B: Her lyrics. She's such a poet. Somebody like her and like Ani (DiFranco)—it's like getting to read somebody's diary. It's like getting to snoop through their personal life. That's what I admire so much about her.

GS: Bitch And Animal have performed at the Michigan Women's Music Festival over the summer. What was that experience like for you?

B: That place has changed my life.

GS: In what way?

B: First of all, I went there years ago just to go to the festival. Animal and I had already been playing music together. We played around the fire pits out there. It changed my life because it was the first time I had ever basically felt like there was absolutely no threat of violence towards me. This feeling that there was not going to be some crazy guy jumping out of the woods. What I have managed to take away from it, in my life, is that now, when I walk through the woods, I realize that it's not like every town has the crazy guy with the big chainsaw, waiting to kill some defenseless woman. Those are all just images we've been fed our whole lives. We're so convinced that those people are around somewhere. That's just from fucking movies and TV. I got to experience that kind of safety and then keep that with me in my life. I realize that there are a lot of place where I can feel safe.

GS: June 7, you are going to be performing as part of the Queer Is Folk Festival in Chicago. On your new disc, Sour Juice And Rhyme, there are 'folk' elements on songs such as 'Feminist Housewives,' 'Don't Do Crystal,' and 'Betty Ford.' How did you come to incorporate that style of music into the Bitch & Animal sound?

B: It's not really conscious. 'Feminist Housewives' and 'Betty Ford' are both songs that we wrote together. It seems like that's the style that comes out when we're together (laughs).

GS: So, it's different than what you would write individually.

B: Yes. Then when we write individually, something else happens. 'Secret Candy' is something that Animal wrote of her own volition. 'You Left Out' and 'Pac Man' are something that I wrote separately. Then we came together on 'Feminist Housewives.' I never thought of it that way before.

GS: I'm glad that you mentioned 'Secret Candy,' because that song and 'Croquet,' from Sour Juice And Rhyme have their roots in spoken word and hip-hop. Can you please comment on that?

B: Living here in the States where I am aware that those songs are influenced by really strong Black culture. I read something that Toni Morrison said the other day that none of us, in this country, can say that they live a white experience because there isn't that separation. So much of the musical movements in our country are based on what the Black community is doing. And any community, period, of people who are being creative together. There are certain things that come out of that and we are all, the world is changed for it.

GS: Absolutely; for the better.

B: Yeah, totally.

GS: How important is it to have humor in your work?
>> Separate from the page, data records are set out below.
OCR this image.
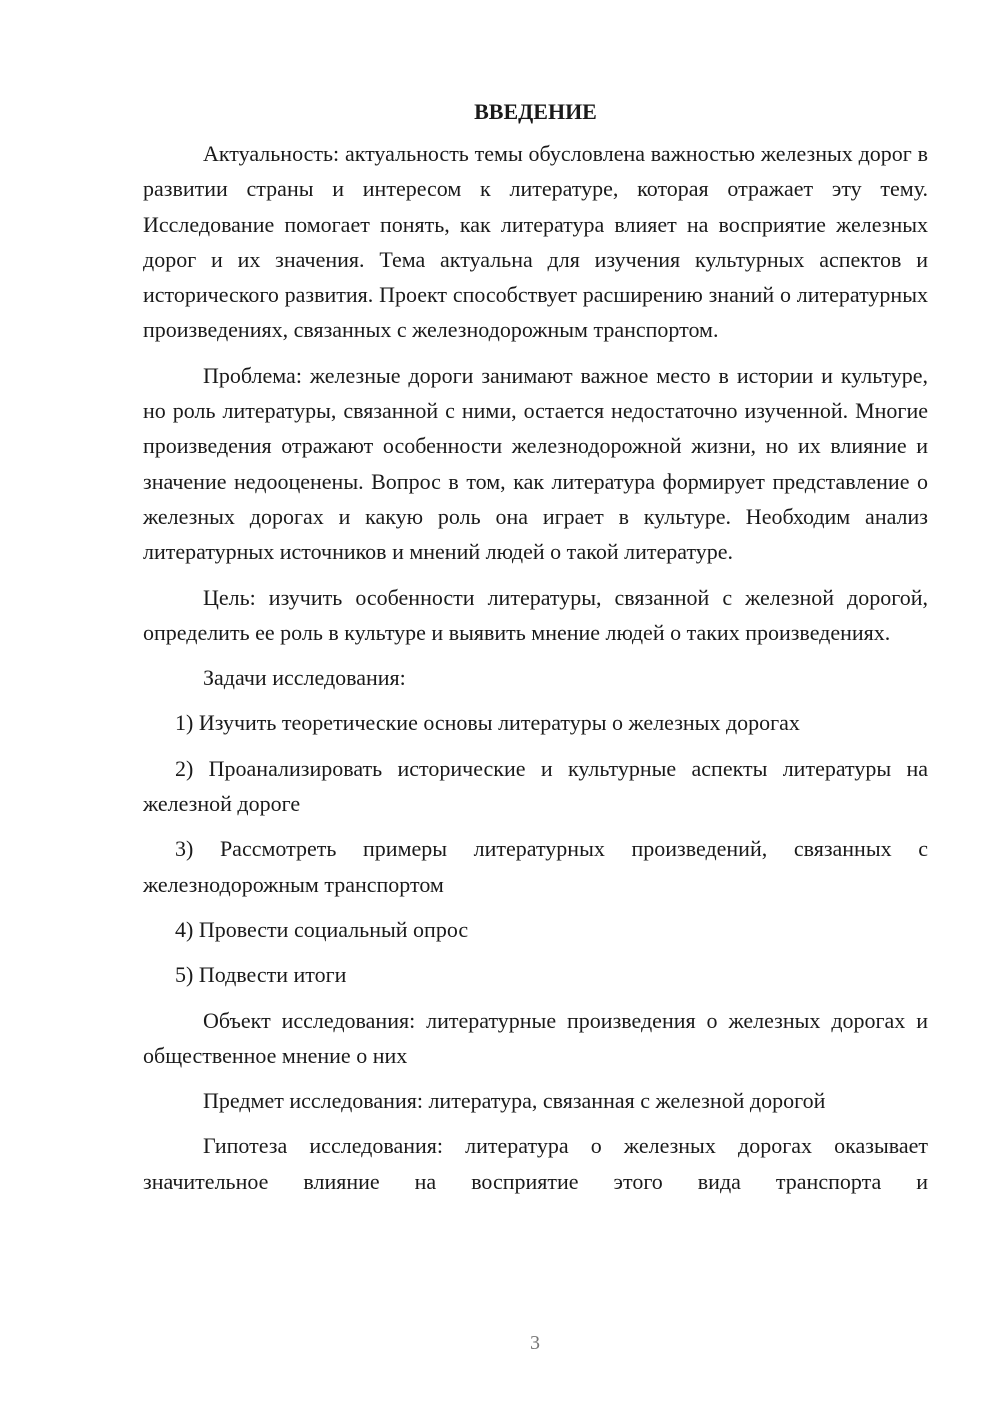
ВВЕДЕНИЕ

Актуальность: актуальность темы обусловлена важностью железных дорог в развитии страны и интересом к литературе, которая отражает эту тему. Исследование помогает понять, как литература влияет на восприятие железных дорог и их значения. Тема актуальна для изучения культурных аспектов и исторического развития. Проект способствует расширению знаний о литературных произведениях, связанных с железнодорожным транспортом.

Проблема: железные дороги занимают важное место в истории и культуре, но роль литературы, связанной с ними, остается недостаточно изученной. Многие произведения отражают особенности железнодорожной жизни, но их влияние и значение недооценены. Вопрос в том, как литература формирует представление о железных дорогах и какую роль она играет в культуре. Необходим анализ литературных источников и мнений людей о такой литературе.

Цель: изучить особенности литературы, связанной с железной дорогой, определить ее роль в культуре и выявить мнение людей о таких произведениях.

Задачи исследования:

1) Изучить теоретические основы литературы о железных дорогах

2) Проанализировать исторические и культурные аспекты литературы на железной дороге

3) Рассмотреть примеры литературных произведений, связанных с железнодорожным транспортом

4) Провести социальный опрос

5) Подвести итоги

Объект исследования: литературные произведения о железных дорогах и общественное мнение о них

Предмет исследования: литература, связанная с железной дорогой

Гипотеза исследования: литература о железных дорогах оказывает значительное влияние на восприятие этого вида транспорта и

3
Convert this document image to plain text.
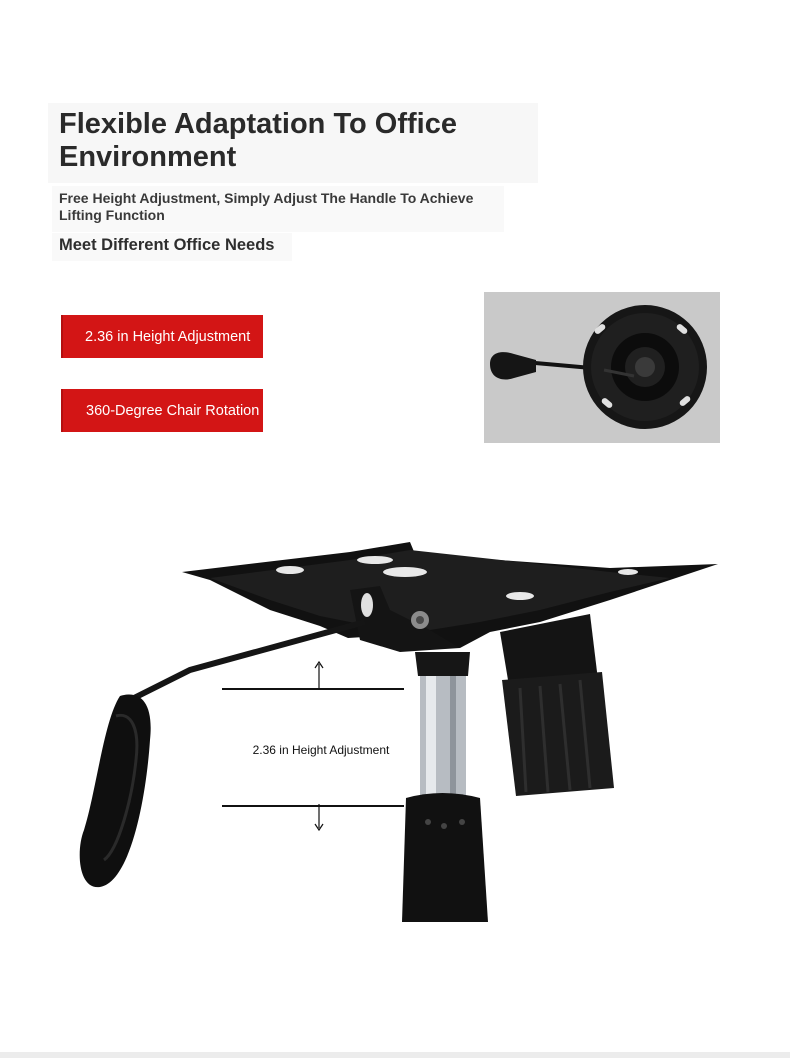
Flexible Adaptation To Office Environment

Free Height Adjustment, Simply Adjust The Handle To Achieve Lifting Function

Meet Different Office Needs

2.36 in Height Adjustment
360-Degree Chair Rotation
2.36 in Height Adjustment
B: It's really important to me. Again, it's not a conscious thing. We don't sit down and say, 'Let's write a funny song.' The craziest things seem funny to people (laughs). Things I never intended to be funny. I think it's a basic human need to laugh. That's one of the things that Animal and I happened to fall into together. Making each other laugh or making up these crazy scenarios of these two women who go on this road trip to see Gloria Steinem or whatever. It's just funny (laughs).